The group called the charges political and said it was never presented with an explanation as to which laws it was supposed to have violated.
Change in tone
The We Will Stop Femicide Platform has been campaigning against the murder and abuse of women in the mostly Muslim but officially secular nation since 2010.
It became a lightning rod for criticism from Islamic conservatives after speaking out against Erdoğan’s 2021 decision to pull Turkey out of a European convention aimed at combating violence against women.
More conservative members of Erdoğan’s ruling party also accused the group of damaging traditional family values by speaking out in defense of LGBTQ rights.
Erdoğan himself branded the LGBTQ community “perverse” and repeatedly denounced its supporters during his May re-election campaign.
The We Will Stop Femicide Platform says 403 women were murdered in Turkey last year and 423 in 2021.
The group’s prosecution alarmed human rights groups and followed a string of other hugely controversial jailings of Erdoğan opponents and reporters.
But some analysts are sensing a change in tone in Turkey after the May vote.
Turkey this year reaffirmed its commitment to resume long-stalled negotiations to join the European Union.

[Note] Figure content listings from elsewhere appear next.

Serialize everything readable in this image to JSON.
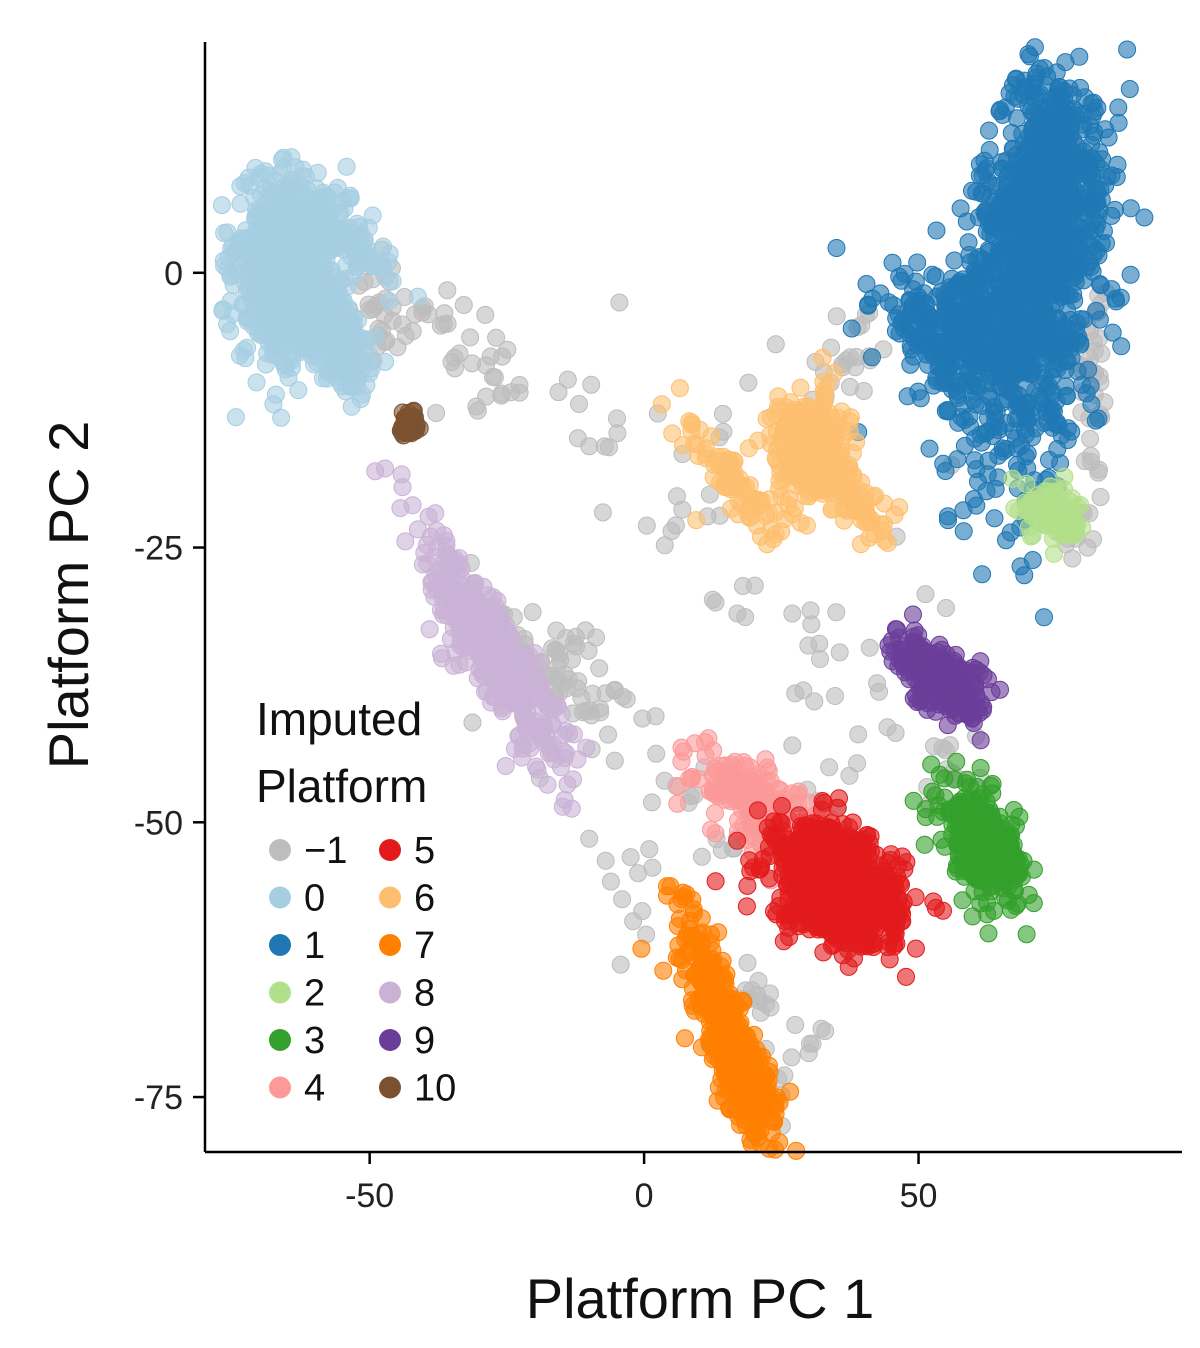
{
  "chart_data": {
    "type": "scatter",
    "xlabel": "Platform PC 1",
    "ylabel": "Platform PC 2",
    "xlim": [
      -80,
      98
    ],
    "ylim": [
      -80,
      21
    ],
    "xticks": [
      -50,
      0,
      50
    ],
    "xtick_labels": [
      "-50",
      "0",
      "50"
    ],
    "yticks": [
      0,
      -25,
      -50,
      -75
    ],
    "ytick_labels": [
      "0",
      "-25",
      "-50",
      "-75"
    ],
    "legend": {
      "title_lines": [
        "Imputed",
        "Platform"
      ],
      "placement": "bottom-left"
    },
    "series": [
      {
        "name": "−1",
        "color": "#bdbdbd",
        "clusters": [
          {
            "cx": -48,
            "cy": -3,
            "sx": 5,
            "sy": 3,
            "rot": -35,
            "n": 45
          },
          {
            "cx": -30,
            "cy": -8,
            "sx": 6,
            "sy": 2.5,
            "rot": -25,
            "n": 25
          },
          {
            "cx": -15,
            "cy": -12,
            "sx": 7,
            "sy": 2,
            "rot": -15,
            "n": 12
          },
          {
            "cx": 10,
            "cy": -18,
            "sx": 14,
            "sy": 6,
            "rot": 0,
            "n": 14
          },
          {
            "cx": 37,
            "cy": -8,
            "sx": 6,
            "sy": 3,
            "rot": 20,
            "n": 25
          },
          {
            "cx": 82,
            "cy": -10,
            "sx": 1.5,
            "sy": 6,
            "rot": 0,
            "n": 35
          },
          {
            "cx": 79,
            "cy": -24,
            "sx": 2,
            "sy": 1.5,
            "rot": 0,
            "n": 10
          },
          {
            "cx": -17,
            "cy": -36,
            "sx": 7,
            "sy": 2.5,
            "rot": -25,
            "n": 70
          },
          {
            "cx": 0,
            "cy": -43,
            "sx": 6,
            "sy": 2,
            "rot": -30,
            "n": 15
          },
          {
            "cx": 33,
            "cy": -34,
            "sx": 12,
            "sy": 4,
            "rot": -15,
            "n": 22
          },
          {
            "cx": 30,
            "cy": -48,
            "sx": 8,
            "sy": 2,
            "rot": 15,
            "n": 20
          },
          {
            "cx": 55,
            "cy": -46,
            "sx": 3,
            "sy": 1.5,
            "rot": 0,
            "n": 10
          },
          {
            "cx": -2,
            "cy": -56,
            "sx": 3,
            "sy": 3,
            "rot": 0,
            "n": 8
          },
          {
            "cx": 21,
            "cy": -65,
            "sx": 2.5,
            "sy": 1.5,
            "rot": 0,
            "n": 12
          },
          {
            "cx": 27,
            "cy": -72,
            "sx": 4,
            "sy": 2,
            "rot": 30,
            "n": 10
          }
        ],
        "points": [
          [
            -4.5,
            -2.7
          ],
          [
            24,
            -6.5
          ],
          [
            19,
            -10
          ],
          [
            34,
            -10
          ],
          [
            2.5,
            -12.8
          ],
          [
            7,
            -16.5
          ],
          [
            -7.5,
            -21.8
          ],
          [
            0.5,
            -23
          ],
          [
            5,
            -23.5
          ],
          [
            37,
            -19.5
          ],
          [
            46,
            -24
          ],
          [
            56,
            -17.5
          ],
          [
            18,
            -28.5
          ],
          [
            17,
            -31
          ],
          [
            13,
            -30
          ],
          [
            27,
            -31
          ],
          [
            55,
            -30.5
          ],
          [
            29,
            -38
          ],
          [
            31,
            -39
          ],
          [
            39,
            -42
          ],
          [
            27,
            -43
          ],
          [
            11,
            -45
          ],
          [
            16,
            -45
          ],
          [
            -19,
            -46
          ],
          [
            -10,
            -51.5
          ],
          [
            -7,
            -53.5
          ],
          [
            -4,
            -57
          ],
          [
            -2,
            -59
          ],
          [
            33,
            -69
          ],
          [
            30,
            -71
          ]
        ]
      },
      {
        "name": "0",
        "color": "#a6cee3",
        "clusters": [
          {
            "cx": -66,
            "cy": 0,
            "sx": 4,
            "sy": 4,
            "rot": -25,
            "n": 650
          },
          {
            "cx": -57,
            "cy": -5,
            "sx": 5,
            "sy": 2,
            "rot": -35,
            "n": 250
          },
          {
            "cx": -56,
            "cy": 4,
            "sx": 5,
            "sy": 1.5,
            "rot": -25,
            "n": 150
          }
        ],
        "points": []
      },
      {
        "name": "1",
        "color": "#1f78b4",
        "clusters": [
          {
            "cx": 71,
            "cy": 0,
            "sx": 6,
            "sy": 10,
            "rot": -20,
            "n": 900
          },
          {
            "cx": 74,
            "cy": 8,
            "sx": 4,
            "sy": 4,
            "rot": 0,
            "n": 400
          },
          {
            "cx": 58,
            "cy": -6,
            "sx": 8,
            "sy": 2.5,
            "rot": -10,
            "n": 300
          }
        ],
        "points": [
          [
            49.5,
            -0.8
          ],
          [
            39,
            -14.5
          ],
          [
            52,
            -16
          ]
        ]
      },
      {
        "name": "2",
        "color": "#b2df8a",
        "clusters": [
          {
            "cx": 74.5,
            "cy": -22,
            "sx": 3,
            "sy": 1.3,
            "rot": -15,
            "n": 80
          }
        ],
        "points": []
      },
      {
        "name": "3",
        "color": "#33a02c",
        "clusters": [
          {
            "cx": 62,
            "cy": -52,
            "sx": 4,
            "sy": 2,
            "rot": -25,
            "n": 300
          }
        ],
        "points": []
      },
      {
        "name": "4",
        "color": "#fb9a99",
        "clusters": [
          {
            "cx": 21,
            "cy": -48.5,
            "sx": 6,
            "sy": 1.8,
            "rot": -18,
            "n": 220
          }
        ],
        "points": [
          [
            13,
            -51
          ]
        ]
      },
      {
        "name": "5",
        "color": "#e31a1c",
        "clusters": [
          {
            "cx": 35,
            "cy": -55.5,
            "sx": 6,
            "sy": 2.5,
            "rot": -10,
            "n": 700
          },
          {
            "cx": 38,
            "cy": -57.5,
            "sx": 4,
            "sy": 1.3,
            "rot": 0,
            "n": 200
          }
        ],
        "points": []
      },
      {
        "name": "6",
        "color": "#fdbf6f",
        "clusters": [
          {
            "cx": 30,
            "cy": -16,
            "sx": 3.5,
            "sy": 2.5,
            "rot": 0,
            "n": 250
          },
          {
            "cx": 16,
            "cy": -19,
            "sx": 5,
            "sy": 1.3,
            "rot": -30,
            "n": 80
          },
          {
            "cx": 38,
            "cy": -20.5,
            "sx": 4,
            "sy": 1.3,
            "rot": -25,
            "n": 80
          }
        ],
        "points": [
          [
            9.5,
            -22.5
          ],
          [
            19,
            -21.5
          ]
        ]
      },
      {
        "name": "7",
        "color": "#ff7f00",
        "clusters": [
          {
            "cx": 15,
            "cy": -69,
            "sx": 6,
            "sy": 1.8,
            "rot": -52,
            "n": 380
          },
          {
            "cx": 20,
            "cy": -74.5,
            "sx": 2.5,
            "sy": 1.3,
            "rot": 0,
            "n": 80
          }
        ],
        "points": [
          [
            -0.5,
            -61.5
          ],
          [
            3.5,
            -63.5
          ]
        ]
      },
      {
        "name": "8",
        "color": "#cab2d6",
        "clusters": [
          {
            "cx": -28,
            "cy": -34,
            "sx": 9,
            "sy": 2,
            "rot": -38,
            "n": 380
          }
        ],
        "points": []
      },
      {
        "name": "9",
        "color": "#6a3d9a",
        "clusters": [
          {
            "cx": 54,
            "cy": -37,
            "sx": 4.5,
            "sy": 1.6,
            "rot": -18,
            "n": 200
          }
        ],
        "points": []
      },
      {
        "name": "10",
        "color": "#7b5130",
        "clusters": [
          {
            "cx": -42.5,
            "cy": -13.8,
            "sx": 1,
            "sy": 0.8,
            "rot": 0,
            "n": 35
          }
        ],
        "points": []
      }
    ]
  }
}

Erdoğan is also slowly repairing relations with historic rivals Armenia and Greece.
His push to join the European Union — at a standstill since 2018 — is unlikely to make major headway in the coming years.
The bloc’s enlargement commissioner said on a visit to Ankara this month that Brussels needed to see tangible progress on Turkey’s commitment to “democracy and the rule of law.”
But initial talks are starting on expanding a customs union the sides first signed nearly three decades ago.